Tuesday, October 19, 2010

By request: on professoring

A friend just nudged me for an update on "professoring." Consider these, then, random paragraphs of the very very early tenure track:

Teaching is going pretty well, I think. I have the usual mix of students who clearly enjoy the courses and are getting a lot out of them, those who are aiming for a B or C, and those few (especially in my lower-division general ed offering) who might be disaffected by just about any history course they take.

The student profile here, however, is very, very different from anywhere else I've taught. I don't have the institutional data with me--it's on my desk at work--but here's what I recall:
  • Number of students (grad + undergrad) at the university: 19,993
  • Average student age: 26
  • Overwhelmingly white
  • lots of married students and students with kids
  • 30% Latter Day Saints
  • Most selective public institution in Idaho, but (prepare yourselves for cognitive dissonance)...
  • 4-year graduation rate of 7 percent, 6-year graduation rate of 28 percent (yes, you read that correctly)
In other words, I'm not in the UC Davis classroom anymore. That fact is in many ways a relief, as these older students often bring deeper analytical skills to class discussions--although the writing skills of students here are on average even more dismal (many of them have let me know they never had to write a thesis statement in high school, whereas I very clearly remember learning that skill in 7th grade). I'm really enjoying working with older undergraduate students; my sense of my upper-division public history course is that most students are in their mid- to late-20s, with a smattering of students in their 30s and 40s and about the same number of traditional undergraduate age.

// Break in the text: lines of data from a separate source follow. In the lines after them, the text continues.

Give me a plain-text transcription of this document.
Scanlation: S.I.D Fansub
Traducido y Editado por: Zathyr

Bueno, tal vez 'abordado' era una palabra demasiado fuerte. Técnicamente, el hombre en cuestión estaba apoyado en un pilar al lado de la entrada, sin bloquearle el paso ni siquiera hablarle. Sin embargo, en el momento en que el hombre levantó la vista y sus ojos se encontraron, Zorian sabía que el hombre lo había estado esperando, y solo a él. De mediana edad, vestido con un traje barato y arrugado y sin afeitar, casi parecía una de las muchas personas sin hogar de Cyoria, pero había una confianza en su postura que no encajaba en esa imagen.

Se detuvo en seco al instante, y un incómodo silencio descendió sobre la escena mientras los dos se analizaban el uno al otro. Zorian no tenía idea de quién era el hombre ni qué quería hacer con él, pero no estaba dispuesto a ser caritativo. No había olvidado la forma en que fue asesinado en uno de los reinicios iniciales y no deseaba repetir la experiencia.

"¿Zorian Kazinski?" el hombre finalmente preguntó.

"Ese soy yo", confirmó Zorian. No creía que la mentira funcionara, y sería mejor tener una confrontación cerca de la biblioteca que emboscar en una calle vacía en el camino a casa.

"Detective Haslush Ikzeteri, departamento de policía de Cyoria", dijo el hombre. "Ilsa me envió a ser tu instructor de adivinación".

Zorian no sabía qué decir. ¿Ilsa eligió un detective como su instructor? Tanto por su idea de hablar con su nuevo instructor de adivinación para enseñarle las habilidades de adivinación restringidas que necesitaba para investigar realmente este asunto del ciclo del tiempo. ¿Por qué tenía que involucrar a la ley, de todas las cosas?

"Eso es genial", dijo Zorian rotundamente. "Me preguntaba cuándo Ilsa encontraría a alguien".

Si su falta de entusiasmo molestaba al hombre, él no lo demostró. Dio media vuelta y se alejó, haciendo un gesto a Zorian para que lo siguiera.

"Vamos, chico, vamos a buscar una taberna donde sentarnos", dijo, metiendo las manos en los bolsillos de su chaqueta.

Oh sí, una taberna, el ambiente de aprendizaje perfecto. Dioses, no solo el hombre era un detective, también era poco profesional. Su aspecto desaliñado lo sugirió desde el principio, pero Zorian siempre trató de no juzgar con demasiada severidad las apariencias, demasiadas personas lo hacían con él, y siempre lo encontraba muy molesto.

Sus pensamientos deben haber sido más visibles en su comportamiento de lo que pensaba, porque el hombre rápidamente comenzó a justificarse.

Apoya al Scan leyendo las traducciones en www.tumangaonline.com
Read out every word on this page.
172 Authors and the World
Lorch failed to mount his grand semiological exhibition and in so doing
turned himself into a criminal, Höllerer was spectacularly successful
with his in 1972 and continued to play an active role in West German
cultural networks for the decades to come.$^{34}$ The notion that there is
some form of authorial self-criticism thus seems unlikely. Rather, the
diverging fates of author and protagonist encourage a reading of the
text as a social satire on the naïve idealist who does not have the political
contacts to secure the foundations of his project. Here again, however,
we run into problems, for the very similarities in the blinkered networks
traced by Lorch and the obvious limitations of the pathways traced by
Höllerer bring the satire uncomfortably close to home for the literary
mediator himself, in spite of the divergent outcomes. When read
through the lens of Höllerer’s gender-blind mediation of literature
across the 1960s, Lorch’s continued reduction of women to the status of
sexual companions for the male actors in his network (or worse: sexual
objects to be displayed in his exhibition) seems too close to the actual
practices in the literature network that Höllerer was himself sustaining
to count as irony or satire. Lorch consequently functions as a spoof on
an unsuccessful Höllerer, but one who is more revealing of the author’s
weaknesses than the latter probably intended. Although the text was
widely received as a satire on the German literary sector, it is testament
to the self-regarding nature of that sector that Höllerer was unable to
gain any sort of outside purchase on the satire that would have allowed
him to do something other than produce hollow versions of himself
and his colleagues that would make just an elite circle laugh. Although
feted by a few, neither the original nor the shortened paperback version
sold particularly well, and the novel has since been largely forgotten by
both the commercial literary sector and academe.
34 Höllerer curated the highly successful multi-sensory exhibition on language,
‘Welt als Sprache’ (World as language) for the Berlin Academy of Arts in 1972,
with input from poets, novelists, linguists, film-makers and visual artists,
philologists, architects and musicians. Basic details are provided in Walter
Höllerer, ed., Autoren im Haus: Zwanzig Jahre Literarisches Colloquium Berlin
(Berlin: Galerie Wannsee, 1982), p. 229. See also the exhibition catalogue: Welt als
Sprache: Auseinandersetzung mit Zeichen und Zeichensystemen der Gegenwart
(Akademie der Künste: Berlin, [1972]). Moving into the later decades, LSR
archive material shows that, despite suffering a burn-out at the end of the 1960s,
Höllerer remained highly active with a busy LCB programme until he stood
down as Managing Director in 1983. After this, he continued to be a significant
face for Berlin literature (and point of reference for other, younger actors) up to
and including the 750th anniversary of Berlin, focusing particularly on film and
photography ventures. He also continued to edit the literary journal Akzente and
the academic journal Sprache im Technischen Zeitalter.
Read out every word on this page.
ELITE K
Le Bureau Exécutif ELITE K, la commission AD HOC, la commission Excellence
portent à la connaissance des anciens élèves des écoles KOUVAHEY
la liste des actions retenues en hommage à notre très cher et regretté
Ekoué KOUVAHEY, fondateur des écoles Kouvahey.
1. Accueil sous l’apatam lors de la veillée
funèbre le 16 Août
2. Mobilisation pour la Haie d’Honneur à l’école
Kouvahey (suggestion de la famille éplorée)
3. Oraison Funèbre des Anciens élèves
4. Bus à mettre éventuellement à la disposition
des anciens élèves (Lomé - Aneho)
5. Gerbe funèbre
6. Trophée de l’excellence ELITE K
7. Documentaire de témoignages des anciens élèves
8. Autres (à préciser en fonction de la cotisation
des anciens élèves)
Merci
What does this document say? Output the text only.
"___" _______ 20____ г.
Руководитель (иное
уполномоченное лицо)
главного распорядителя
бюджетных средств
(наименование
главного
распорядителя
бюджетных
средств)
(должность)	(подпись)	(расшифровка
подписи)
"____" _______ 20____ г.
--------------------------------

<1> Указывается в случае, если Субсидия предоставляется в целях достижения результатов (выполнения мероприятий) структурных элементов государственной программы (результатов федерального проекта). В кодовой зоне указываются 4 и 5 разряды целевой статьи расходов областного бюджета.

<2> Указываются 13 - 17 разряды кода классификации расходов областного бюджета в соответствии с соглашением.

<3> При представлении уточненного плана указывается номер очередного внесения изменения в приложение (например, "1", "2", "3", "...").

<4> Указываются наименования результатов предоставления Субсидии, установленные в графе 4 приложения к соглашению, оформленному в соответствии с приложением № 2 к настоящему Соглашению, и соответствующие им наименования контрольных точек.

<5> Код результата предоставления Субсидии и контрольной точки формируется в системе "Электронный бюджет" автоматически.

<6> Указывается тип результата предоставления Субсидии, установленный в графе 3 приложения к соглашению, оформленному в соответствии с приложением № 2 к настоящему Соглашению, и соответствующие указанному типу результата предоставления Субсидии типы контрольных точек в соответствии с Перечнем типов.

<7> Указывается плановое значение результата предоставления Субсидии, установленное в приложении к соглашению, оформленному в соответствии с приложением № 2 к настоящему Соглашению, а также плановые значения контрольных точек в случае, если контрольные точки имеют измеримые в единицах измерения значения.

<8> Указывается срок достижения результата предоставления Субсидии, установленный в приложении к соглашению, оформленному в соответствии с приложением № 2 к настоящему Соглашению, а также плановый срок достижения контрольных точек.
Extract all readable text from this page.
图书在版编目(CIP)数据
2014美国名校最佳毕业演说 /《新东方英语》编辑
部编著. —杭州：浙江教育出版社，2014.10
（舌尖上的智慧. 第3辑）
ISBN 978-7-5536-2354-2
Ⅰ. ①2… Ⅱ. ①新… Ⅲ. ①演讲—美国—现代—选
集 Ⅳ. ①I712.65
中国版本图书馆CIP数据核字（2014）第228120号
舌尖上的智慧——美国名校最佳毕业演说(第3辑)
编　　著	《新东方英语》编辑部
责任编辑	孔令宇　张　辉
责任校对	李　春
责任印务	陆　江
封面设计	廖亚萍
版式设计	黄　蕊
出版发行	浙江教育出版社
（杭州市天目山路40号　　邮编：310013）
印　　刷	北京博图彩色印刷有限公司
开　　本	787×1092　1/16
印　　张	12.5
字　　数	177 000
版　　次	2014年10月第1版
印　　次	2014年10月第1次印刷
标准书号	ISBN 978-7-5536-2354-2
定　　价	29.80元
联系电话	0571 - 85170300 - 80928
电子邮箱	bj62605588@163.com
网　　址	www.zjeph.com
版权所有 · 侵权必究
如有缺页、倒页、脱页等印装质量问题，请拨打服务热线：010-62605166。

As I've mentioned before, I'm teaching two new-to-me courses, one of which is new to the university: the first "half" of the American history survey (which covers from the beginning of time to 1877) and an upper-division public history course. Next semester I'm tackling two also-new-to-me courses, a graduate seminar that introduces public history to students in the department's Master's in Applied Historical Research and a capstone senior writing course. This semester's survey course is kind of killing me, but I know I'm working less than do a lot of people teaching the course for the first time. Refusing to perform 50-minute lectures three times a week (or even once a week!) helps, as does my belief that students needn't memorize facts--because it means I myself don't feel obliged to establish a comprehensive understanding of 400+ years of U.S. history in a mere 15 weeks. I've been emphasizing critical and creative thinking skills. Best teaching decision to date: having students read Clarence Walker's 2010 book Mongrel Nation: The America Begotten by Thomas Jefferson and Sally Hemings, a slim volume that allows for all kinds of discussions of race and class in early America as well as the current political fascination with the Founders and Constitutional originalism.

I've agreed to sign on to a couple of grad student thesis committees, probably chairing both of them--one on the Master's of Applied Historical Research track and one in the more traditional M.A. program. I suspect I'll gain several more grad students after I teach the M.A.H.R. course in the spring.

Next academic year I'll take over the department's internship program for undergraduate and graduate students. I'm inheriting it from a professor emeritus who appears to have kept the program in very good shape, so I'm not too worried about it.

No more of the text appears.